For the most part, pyrazines are a product of the vineyard, not in wine making. They make up a phenolic that the vine produces during the early stages of berry set on the vine. They are accumulated in excess due to over watering, a bushy canopy (too many leaves) and grape cluster shading during the first 50 days of berry set. A good vineyard manager can mitigate excessive pyrazines by clearing the fruit zone of leaves, keeping the canopy in good order and restrictive irrigation during berry set. These cultural practices in the vineyard may keep excessive pyrazines out of fruit, something that I believe is a very good idea for the most part. However, pyrazines define so many varietals and give them their character, and the alternatives to taming the naturally occurring pyrazines in a varietal that is intrinsic to it’s typicity fosters a gamut of undesirable behavior in wine making.
How do wine makers get rid of Pyrazines?
A cool, cloudy and wet early season can nullify even the best vineyard practices when mitigating pyrazines in fruit. After veraison, the pyrazines accumulated during berry set are diluted during ripening, and thus, the lower the amount of pyrazines accumulated, the more dilute the pyrazines are at harvest. This does not mean that a late harvest will eliminate pyrazines in berries! However, very long hang times to encourage pyrazine masking in Cabernet Sauvignon is exactly what is being practiced routinely. Long hang times increases pH in fruit, decreases acids and gives the phenolics a cooked and jammy fruit quality. Of course, the pyrazines don’t go away. They are simply masked by the muscle of an over hung, very high alcohol and usually over oaked wine.

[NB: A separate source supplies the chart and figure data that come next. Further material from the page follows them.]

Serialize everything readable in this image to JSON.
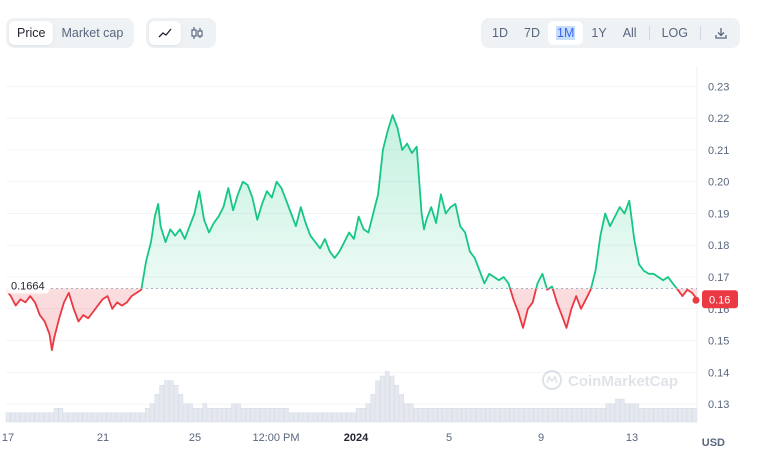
{
  "toolbar": {
    "metric_tabs": [
      {
        "label": "Price",
        "active": true
      },
      {
        "label": "Market cap",
        "active": false
      }
    ],
    "chart_type_buttons": [
      {
        "icon": "line-chart-icon",
        "active": true
      },
      {
        "icon": "candlestick-icon",
        "active": false
      }
    ],
    "ranges": [
      {
        "label": "1D"
      },
      {
        "label": "7D"
      },
      {
        "label": "1M",
        "selected": true
      },
      {
        "label": "1Y"
      },
      {
        "label": "All"
      }
    ],
    "log_label": "LOG",
    "download_icon": "download-icon"
  },
  "chart_data": {
    "type": "area",
    "y_axis": {
      "min": 0.125,
      "max": 0.232,
      "ticks": [
        "0.23",
        "0.22",
        "0.21",
        "0.20",
        "0.19",
        "0.18",
        "0.17",
        "0.16",
        "0.15",
        "0.14",
        "0.13"
      ],
      "position": "right"
    },
    "x_ticks": [
      {
        "label": "17",
        "bold": false
      },
      {
        "label": "21",
        "bold": false
      },
      {
        "label": "25",
        "bold": false
      },
      {
        "label": "12:00 PM",
        "bold": false
      },
      {
        "label": "2024",
        "bold": true
      },
      {
        "label": "5",
        "bold": false
      },
      {
        "label": "9",
        "bold": false
      },
      {
        "label": "13",
        "bold": false
      }
    ],
    "reference_value": 0.1664,
    "reference_label": "0.1664",
    "current_value": 0.163,
    "current_label": "0.16",
    "unit_label": "USD",
    "watermark": "CoinMarketCap",
    "colors": {
      "up": "#16c784",
      "down": "#ea3943",
      "volume": "#cfd6e4"
    },
    "price_series": [
      [
        0,
        0.166
      ],
      [
        1,
        0.164
      ],
      [
        2,
        0.161
      ],
      [
        3,
        0.163
      ],
      [
        4,
        0.162
      ],
      [
        5,
        0.164
      ],
      [
        6,
        0.162
      ],
      [
        7,
        0.158
      ],
      [
        8,
        0.156
      ],
      [
        9,
        0.152
      ],
      [
        9.5,
        0.147
      ],
      [
        10,
        0.151
      ],
      [
        11,
        0.157
      ],
      [
        12,
        0.162
      ],
      [
        13,
        0.165
      ],
      [
        14,
        0.16
      ],
      [
        15,
        0.156
      ],
      [
        16,
        0.158
      ],
      [
        17,
        0.157
      ],
      [
        18,
        0.159
      ],
      [
        19,
        0.161
      ],
      [
        20,
        0.163
      ],
      [
        21,
        0.164
      ],
      [
        22,
        0.16
      ],
      [
        23,
        0.162
      ],
      [
        24,
        0.161
      ],
      [
        25,
        0.162
      ],
      [
        26,
        0.164
      ],
      [
        27,
        0.165
      ],
      [
        28,
        0.166
      ],
      [
        29,
        0.175
      ],
      [
        30,
        0.181
      ],
      [
        30.8,
        0.189
      ],
      [
        31.5,
        0.193
      ],
      [
        32,
        0.186
      ],
      [
        33,
        0.181
      ],
      [
        34,
        0.185
      ],
      [
        35,
        0.183
      ],
      [
        36,
        0.185
      ],
      [
        37,
        0.182
      ],
      [
        38,
        0.186
      ],
      [
        39,
        0.19
      ],
      [
        40,
        0.197
      ],
      [
        41,
        0.188
      ],
      [
        42,
        0.184
      ],
      [
        43,
        0.187
      ],
      [
        44,
        0.189
      ],
      [
        45,
        0.192
      ],
      [
        46,
        0.198
      ],
      [
        47,
        0.191
      ],
      [
        48,
        0.196
      ],
      [
        49,
        0.2
      ],
      [
        50,
        0.199
      ],
      [
        51,
        0.195
      ],
      [
        52,
        0.188
      ],
      [
        53,
        0.193
      ],
      [
        54,
        0.197
      ],
      [
        55,
        0.195
      ],
      [
        56,
        0.2
      ],
      [
        57,
        0.198
      ],
      [
        58,
        0.194
      ],
      [
        59,
        0.19
      ],
      [
        60,
        0.186
      ],
      [
        61,
        0.192
      ],
      [
        62,
        0.187
      ],
      [
        63,
        0.183
      ],
      [
        64,
        0.181
      ],
      [
        65,
        0.179
      ],
      [
        66,
        0.182
      ],
      [
        67,
        0.178
      ],
      [
        68,
        0.176
      ],
      [
        69,
        0.178
      ],
      [
        70,
        0.181
      ],
      [
        71,
        0.184
      ],
      [
        72,
        0.182
      ],
      [
        73,
        0.189
      ],
      [
        74,
        0.185
      ],
      [
        75,
        0.184
      ],
      [
        76,
        0.19
      ],
      [
        77,
        0.196
      ],
      [
        78,
        0.21
      ],
      [
        79,
        0.216
      ],
      [
        80,
        0.221
      ],
      [
        81,
        0.217
      ],
      [
        82,
        0.21
      ],
      [
        83,
        0.212
      ],
      [
        84,
        0.209
      ],
      [
        85,
        0.211
      ],
      [
        86,
        0.19
      ],
      [
        86.5,
        0.185
      ],
      [
        87,
        0.188
      ],
      [
        88,
        0.192
      ],
      [
        89,
        0.187
      ],
      [
        90,
        0.196
      ],
      [
        91,
        0.19
      ],
      [
        92,
        0.192
      ],
      [
        93,
        0.193
      ],
      [
        94,
        0.186
      ],
      [
        95,
        0.184
      ],
      [
        96,
        0.178
      ],
      [
        97,
        0.176
      ],
      [
        98,
        0.172
      ],
      [
        99,
        0.168
      ],
      [
        100,
        0.171
      ],
      [
        101,
        0.17
      ],
      [
        102,
        0.169
      ],
      [
        103,
        0.17
      ],
      [
        104,
        0.168
      ],
      [
        105,
        0.163
      ],
      [
        106,
        0.159
      ],
      [
        107,
        0.154
      ],
      [
        108,
        0.16
      ],
      [
        109,
        0.162
      ],
      [
        110,
        0.168
      ],
      [
        111,
        0.171
      ],
      [
        112,
        0.166
      ],
      [
        113,
        0.167
      ],
      [
        114,
        0.162
      ],
      [
        115,
        0.158
      ],
      [
        116,
        0.154
      ],
      [
        117,
        0.16
      ],
      [
        118,
        0.164
      ],
      [
        119,
        0.16
      ],
      [
        120,
        0.163
      ],
      [
        121,
        0.166
      ],
      [
        122,
        0.172
      ],
      [
        123,
        0.183
      ],
      [
        124,
        0.19
      ],
      [
        125,
        0.186
      ],
      [
        126,
        0.189
      ],
      [
        127,
        0.192
      ],
      [
        128,
        0.19
      ],
      [
        129,
        0.194
      ],
      [
        130,
        0.182
      ],
      [
        131,
        0.174
      ],
      [
        132,
        0.172
      ],
      [
        133,
        0.171
      ],
      [
        134,
        0.171
      ],
      [
        135,
        0.17
      ],
      [
        136,
        0.169
      ],
      [
        137,
        0.17
      ],
      [
        138,
        0.168
      ],
      [
        139,
        0.166
      ],
      [
        140,
        0.164
      ],
      [
        141,
        0.166
      ],
      [
        142,
        0.165
      ],
      [
        143,
        0.163
      ]
    ],
    "volume_series": [
      2,
      2,
      2,
      2,
      2,
      2,
      2,
      2,
      2,
      2,
      3,
      3,
      2,
      2,
      2,
      2,
      2,
      2,
      2,
      2,
      2,
      2,
      2,
      2,
      2,
      2,
      2,
      2,
      2,
      3,
      4,
      6,
      8,
      9,
      9,
      8,
      6,
      4,
      4,
      3,
      3,
      4,
      3,
      3,
      3,
      3,
      3,
      4,
      4,
      3,
      3,
      3,
      3,
      3,
      3,
      3,
      3,
      3,
      3,
      2,
      2,
      2,
      2,
      2,
      2,
      2,
      2,
      2,
      2,
      2,
      2,
      2,
      2,
      3,
      3,
      4,
      6,
      9,
      10,
      11,
      10,
      8,
      6,
      4,
      4,
      3,
      3,
      3,
      3,
      3,
      3,
      3,
      3,
      3,
      3,
      3,
      3,
      3,
      3,
      3,
      3,
      3,
      3,
      3,
      3,
      3,
      3,
      3,
      3,
      3,
      3,
      3,
      3,
      3,
      3,
      3,
      3,
      3,
      3,
      3,
      3,
      3,
      3,
      3,
      3,
      4,
      4,
      5,
      5,
      4,
      4,
      4,
      3,
      3,
      3,
      3,
      3,
      3,
      3,
      3,
      3,
      3,
      3,
      3
    ]
  }
}
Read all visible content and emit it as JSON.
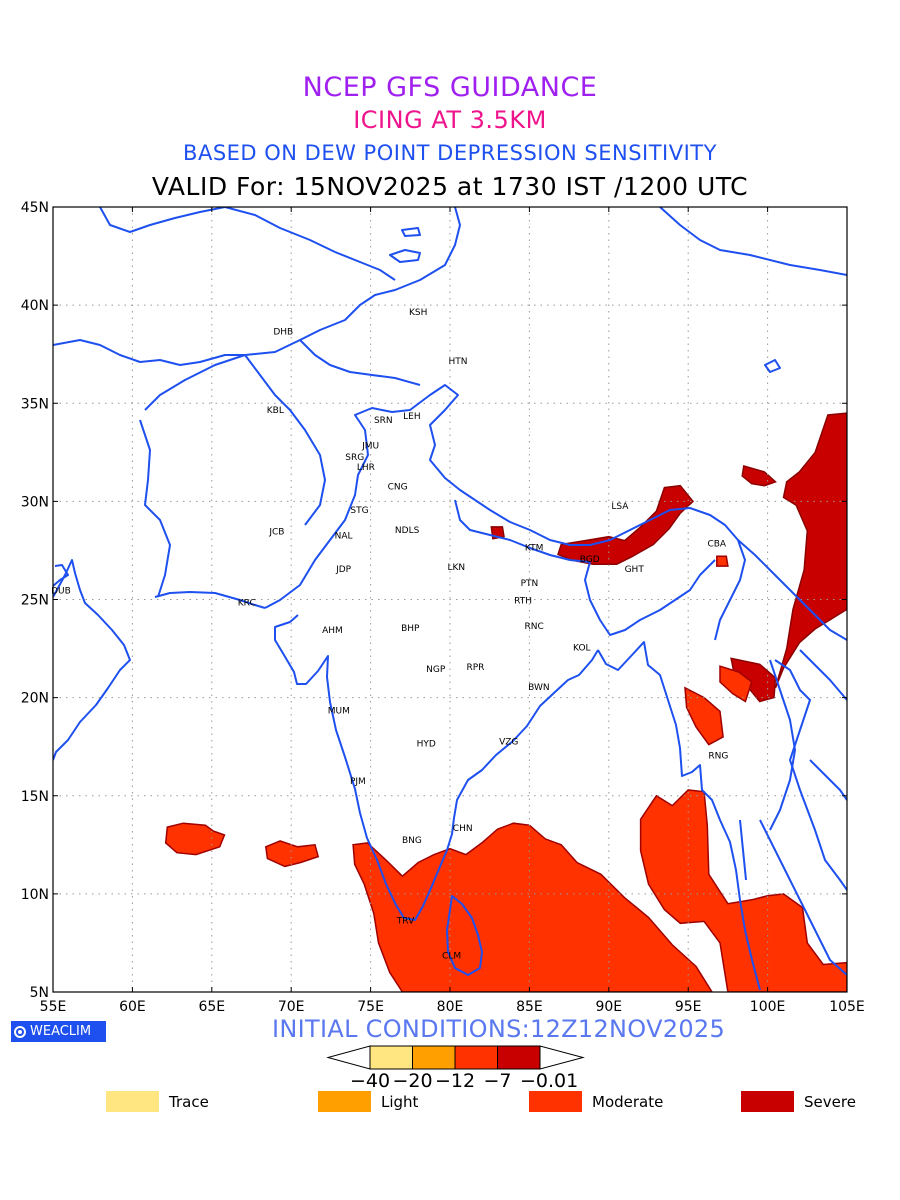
{
  "header": {
    "title": "NCEP GFS GUIDANCE",
    "subtitle": "ICING AT 3.5KM",
    "method": "BASED ON DEW POINT DEPRESSION SENSITIVITY",
    "valid": "VALID For: 15NOV2025 at 1730 IST /1200 UTC"
  },
  "axes": {
    "lon_labels": [
      "55E",
      "60E",
      "65E",
      "70E",
      "75E",
      "80E",
      "85E",
      "90E",
      "95E",
      "100E",
      "105E"
    ],
    "lat_labels": [
      "5N",
      "10N",
      "15N",
      "20N",
      "25N",
      "30N",
      "35N",
      "40N",
      "45N"
    ],
    "lon_range": [
      55,
      105
    ],
    "lat_range": [
      5,
      45
    ],
    "grid": "dotted"
  },
  "stations": [
    {
      "code": "KSH",
      "lon": 78.0,
      "lat": 39.5
    },
    {
      "code": "DHB",
      "lon": 69.5,
      "lat": 38.5
    },
    {
      "code": "HTN",
      "lon": 80.5,
      "lat": 37.0
    },
    {
      "code": "KBL",
      "lon": 69.0,
      "lat": 34.5
    },
    {
      "code": "SRN",
      "lon": 75.8,
      "lat": 34.0
    },
    {
      "code": "LEH",
      "lon": 77.6,
      "lat": 34.2
    },
    {
      "code": "JMU",
      "lon": 75.0,
      "lat": 32.7
    },
    {
      "code": "SRG",
      "lon": 74.0,
      "lat": 32.1
    },
    {
      "code": "LHR",
      "lon": 74.7,
      "lat": 31.6
    },
    {
      "code": "CNG",
      "lon": 76.7,
      "lat": 30.6
    },
    {
      "code": "STG",
      "lon": 74.3,
      "lat": 29.4
    },
    {
      "code": "LSA",
      "lon": 90.7,
      "lat": 29.6
    },
    {
      "code": "JCB",
      "lon": 69.1,
      "lat": 28.3
    },
    {
      "code": "NAL",
      "lon": 73.3,
      "lat": 28.1
    },
    {
      "code": "NDLS",
      "lon": 77.3,
      "lat": 28.4
    },
    {
      "code": "CBA",
      "lon": 96.8,
      "lat": 27.7
    },
    {
      "code": "KTM",
      "lon": 85.3,
      "lat": 27.5
    },
    {
      "code": "BGD",
      "lon": 88.8,
      "lat": 26.9
    },
    {
      "code": "GHT",
      "lon": 91.6,
      "lat": 26.4
    },
    {
      "code": "JDP",
      "lon": 73.3,
      "lat": 26.4
    },
    {
      "code": "LKN",
      "lon": 80.4,
      "lat": 26.5
    },
    {
      "code": "PTN",
      "lon": 85.0,
      "lat": 25.7
    },
    {
      "code": "DUB",
      "lon": 55.5,
      "lat": 25.3
    },
    {
      "code": "RTH",
      "lon": 84.6,
      "lat": 24.8
    },
    {
      "code": "KRC",
      "lon": 67.2,
      "lat": 24.7
    },
    {
      "code": "RNC",
      "lon": 85.3,
      "lat": 23.5
    },
    {
      "code": "BHP",
      "lon": 77.5,
      "lat": 23.4
    },
    {
      "code": "AHM",
      "lon": 72.6,
      "lat": 23.3
    },
    {
      "code": "KOL",
      "lon": 88.3,
      "lat": 22.4
    },
    {
      "code": "NGP",
      "lon": 79.1,
      "lat": 21.3
    },
    {
      "code": "RPR",
      "lon": 81.6,
      "lat": 21.4
    },
    {
      "code": "BWN",
      "lon": 85.6,
      "lat": 20.4
    },
    {
      "code": "MUM",
      "lon": 73.0,
      "lat": 19.2
    },
    {
      "code": "VZG",
      "lon": 83.7,
      "lat": 17.6
    },
    {
      "code": "HYD",
      "lon": 78.5,
      "lat": 17.5
    },
    {
      "code": "RNG",
      "lon": 96.9,
      "lat": 16.9
    },
    {
      "code": "PJM",
      "lon": 74.2,
      "lat": 15.6
    },
    {
      "code": "CHN",
      "lon": 80.8,
      "lat": 13.2
    },
    {
      "code": "BNG",
      "lon": 77.6,
      "lat": 12.6
    },
    {
      "code": "TRV",
      "lon": 77.2,
      "lat": 8.5
    },
    {
      "code": "CLM",
      "lon": 80.1,
      "lat": 6.7
    }
  ],
  "icing_areas": [
    {
      "category": "Moderate",
      "name": "arabian-sea-patch",
      "polygon": [
        [
          62.2,
          13.4
        ],
        [
          63.2,
          13.6
        ],
        [
          64.6,
          13.5
        ],
        [
          65.1,
          13.2
        ],
        [
          65.8,
          13.0
        ],
        [
          65.5,
          12.4
        ],
        [
          64.0,
          12.0
        ],
        [
          62.8,
          12.1
        ],
        [
          62.1,
          12.6
        ]
      ]
    },
    {
      "category": "Moderate",
      "name": "arabian-sea-patch-2",
      "polygon": [
        [
          68.4,
          12.4
        ],
        [
          69.3,
          12.7
        ],
        [
          70.4,
          12.4
        ],
        [
          71.5,
          12.5
        ],
        [
          71.7,
          11.9
        ],
        [
          70.6,
          11.6
        ],
        [
          69.6,
          11.4
        ],
        [
          68.5,
          11.8
        ]
      ]
    },
    {
      "category": "Moderate",
      "name": "south-peninsula-bay",
      "polygon": [
        [
          73.9,
          12.5
        ],
        [
          74.8,
          12.6
        ],
        [
          76.0,
          11.7
        ],
        [
          77.0,
          10.9
        ],
        [
          78.0,
          11.6
        ],
        [
          79.0,
          12.0
        ],
        [
          80.0,
          12.3
        ],
        [
          81.0,
          12.0
        ],
        [
          82.0,
          12.6
        ],
        [
          83.0,
          13.3
        ],
        [
          84.0,
          13.6
        ],
        [
          85.0,
          13.5
        ],
        [
          86.0,
          12.8
        ],
        [
          87.0,
          12.5
        ],
        [
          88.0,
          11.6
        ],
        [
          89.5,
          11.0
        ],
        [
          91.0,
          9.8
        ],
        [
          92.5,
          8.8
        ],
        [
          94.0,
          7.4
        ],
        [
          95.5,
          6.3
        ],
        [
          96.5,
          5.0
        ],
        [
          77.0,
          5.0
        ],
        [
          76.2,
          6.0
        ],
        [
          75.5,
          7.5
        ],
        [
          75.2,
          9.0
        ],
        [
          74.6,
          10.5
        ],
        [
          74.0,
          11.5
        ]
      ]
    },
    {
      "category": "Moderate",
      "name": "andaman-sea",
      "polygon": [
        [
          92.0,
          13.8
        ],
        [
          93.0,
          15.0
        ],
        [
          94.0,
          14.5
        ],
        [
          95.0,
          15.3
        ],
        [
          96.0,
          15.2
        ],
        [
          96.2,
          13.5
        ],
        [
          96.3,
          11.0
        ],
        [
          97.5,
          9.5
        ],
        [
          99.0,
          9.7
        ],
        [
          100.0,
          9.9
        ],
        [
          101.0,
          10.0
        ],
        [
          102.2,
          9.3
        ],
        [
          102.5,
          7.5
        ],
        [
          103.5,
          6.4
        ],
        [
          105.0,
          6.5
        ],
        [
          105.0,
          5.0
        ],
        [
          97.5,
          5.0
        ],
        [
          97.0,
          7.5
        ],
        [
          96.0,
          8.6
        ],
        [
          94.5,
          8.5
        ],
        [
          93.5,
          9.2
        ],
        [
          92.5,
          10.5
        ],
        [
          92.0,
          12.2
        ]
      ]
    },
    {
      "category": "Severe",
      "name": "myanmar-china-border",
      "polygon": [
        [
          101.2,
          31.0
        ],
        [
          102.0,
          31.5
        ],
        [
          103.0,
          32.5
        ],
        [
          103.8,
          34.4
        ],
        [
          105.0,
          34.5
        ],
        [
          105.0,
          24.5
        ],
        [
          104.0,
          24.0
        ],
        [
          103.0,
          23.5
        ],
        [
          102.0,
          22.8
        ],
        [
          101.0,
          21.5
        ],
        [
          100.5,
          20.5
        ],
        [
          101.2,
          22.5
        ],
        [
          101.6,
          24.5
        ],
        [
          102.3,
          26.5
        ],
        [
          102.5,
          28.5
        ],
        [
          101.8,
          29.8
        ],
        [
          101.0,
          30.2
        ]
      ]
    },
    {
      "category": "Severe",
      "name": "tibet-patch",
      "polygon": [
        [
          98.5,
          31.8
        ],
        [
          99.8,
          31.5
        ],
        [
          100.5,
          31.0
        ],
        [
          99.8,
          30.8
        ],
        [
          99.0,
          30.9
        ],
        [
          98.4,
          31.3
        ]
      ]
    },
    {
      "category": "Severe",
      "name": "north-myanmar",
      "polygon": [
        [
          97.7,
          22.0
        ],
        [
          99.5,
          21.7
        ],
        [
          100.5,
          21.0
        ],
        [
          100.4,
          20.0
        ],
        [
          99.5,
          19.8
        ],
        [
          98.8,
          20.5
        ],
        [
          98.0,
          20.8
        ]
      ]
    },
    {
      "category": "Severe",
      "name": "himalaya-band",
      "polygon": [
        [
          87.0,
          27.8
        ],
        [
          88.5,
          28.0
        ],
        [
          90.0,
          28.2
        ],
        [
          91.0,
          28.0
        ],
        [
          92.0,
          28.7
        ],
        [
          93.0,
          29.5
        ],
        [
          93.5,
          30.7
        ],
        [
          94.5,
          30.8
        ],
        [
          95.3,
          30.0
        ],
        [
          94.5,
          29.4
        ],
        [
          93.8,
          28.6
        ],
        [
          92.8,
          27.8
        ],
        [
          91.5,
          27.2
        ],
        [
          90.5,
          26.8
        ],
        [
          89.0,
          26.8
        ],
        [
          87.7,
          27.0
        ],
        [
          86.8,
          27.3
        ]
      ]
    },
    {
      "category": "Severe",
      "name": "nepal-dot",
      "polygon": [
        [
          82.6,
          28.7
        ],
        [
          83.3,
          28.7
        ],
        [
          83.4,
          28.2
        ],
        [
          82.7,
          28.1
        ]
      ]
    },
    {
      "category": "Moderate",
      "name": "myanmar-arakan",
      "polygon": [
        [
          94.8,
          20.5
        ],
        [
          96.0,
          20.0
        ],
        [
          97.0,
          19.3
        ],
        [
          97.2,
          18.0
        ],
        [
          96.3,
          17.6
        ],
        [
          95.5,
          18.5
        ],
        [
          94.9,
          19.5
        ]
      ]
    },
    {
      "category": "Moderate",
      "name": "myanmar-central",
      "polygon": [
        [
          97.0,
          21.6
        ],
        [
          98.2,
          21.3
        ],
        [
          99.0,
          20.8
        ],
        [
          98.6,
          19.8
        ],
        [
          97.8,
          20.2
        ],
        [
          97.0,
          20.8
        ]
      ]
    },
    {
      "category": "Moderate",
      "name": "arunachal-dot",
      "polygon": [
        [
          96.8,
          27.2
        ],
        [
          97.4,
          27.2
        ],
        [
          97.5,
          26.7
        ],
        [
          96.8,
          26.7
        ]
      ]
    }
  ],
  "colors": {
    "Trace": "#ffe680",
    "Light": "#ffa000",
    "Moderate": "#ff3200",
    "Severe": "#c80000",
    "coast": "#1e50f0"
  },
  "footer": {
    "logo": "WEACLIM",
    "initial": "INITIAL CONDITIONS:12Z12NOV2025"
  },
  "colorbar": {
    "labels": [
      "-40",
      "-20",
      "-12",
      "-7",
      "-0.01"
    ]
  },
  "legend": [
    {
      "label": "Trace",
      "color": "#ffe680"
    },
    {
      "label": "Light",
      "color": "#ffa000"
    },
    {
      "label": "Moderate",
      "color": "#ff3200"
    },
    {
      "label": "Severe",
      "color": "#c80000"
    }
  ]
}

Long hang times are the best weapon wine makers have to mitigate pyrazines in fruit along with excessive oaking and even leaving residual sugars in red wines as well as extracting giant volumes of tannins. Experiments in hot fermentations and micro oxygenation during ferments has led to heat extractions of other phenolics that lends to a not so subtle volume of tannin, and very little complexity. This “more is better” concept in wine making is a primary driver in the wine market, and we all familiar with the kinds of wines that leave our palates deadened after a few sips.
Huge alcohol, huge astringency, lots of oak, and giant jamminess is not my idea of an excellent Bordeaux.
Why do we hate Pyrazines?
So, I posit the obvious questions to these wine makers; why are you making Bordeaux’s?
My favorite qualities of Bordeaux varietals are their subtle nuances in complimentary pyrazine expression. For example, a Cab can come off with a large berry aroma in the front of the wine and then disappear while the round and lovely green olive flavors of a Merlot jump in and fill up that mid palate hole of the Cab. Dried tobacco notes of the Cab can augment the large jaminess of Malbec and give it a complexity it hardly ever produces on it’s own. The greenness of a Cab Franc can lend a lovely dried saginess to the entire structure of a wine providing a gorgeous phenolic backbone independent of tannin and acid.
The caveat for producing balanced wine blends? I cannot harvest late to have good pyraxine expression. I like to work with growers and harvest when the varietal character is best expressed. The sweet point of harvesting requires a finesse and understanding of phenolics in balance with each other and in relationship to pH, acid, sugars and pyrazines.
My point is that Bordeaux’s have pyrazines. While I do think that the presence of pyrazines ought to be mitigated to a degree, and vineyard practices need to be concerned with heat and light management on Bordeaux’s, I don’t think we need to work against the varietal character of Bordeaux’s.
And by embracing the vegetable characters of Bordeaux’s we can produce balanced wines that don’t fry our mouths like a bad whiskey and allow us to actual taste the second glass! So while you may dislike bell pepper in your wine as much as I do, you may find the tapestry of a large array of other vegetable characters deeply appealing and intriguing. If not, try a lovely Italian varietal.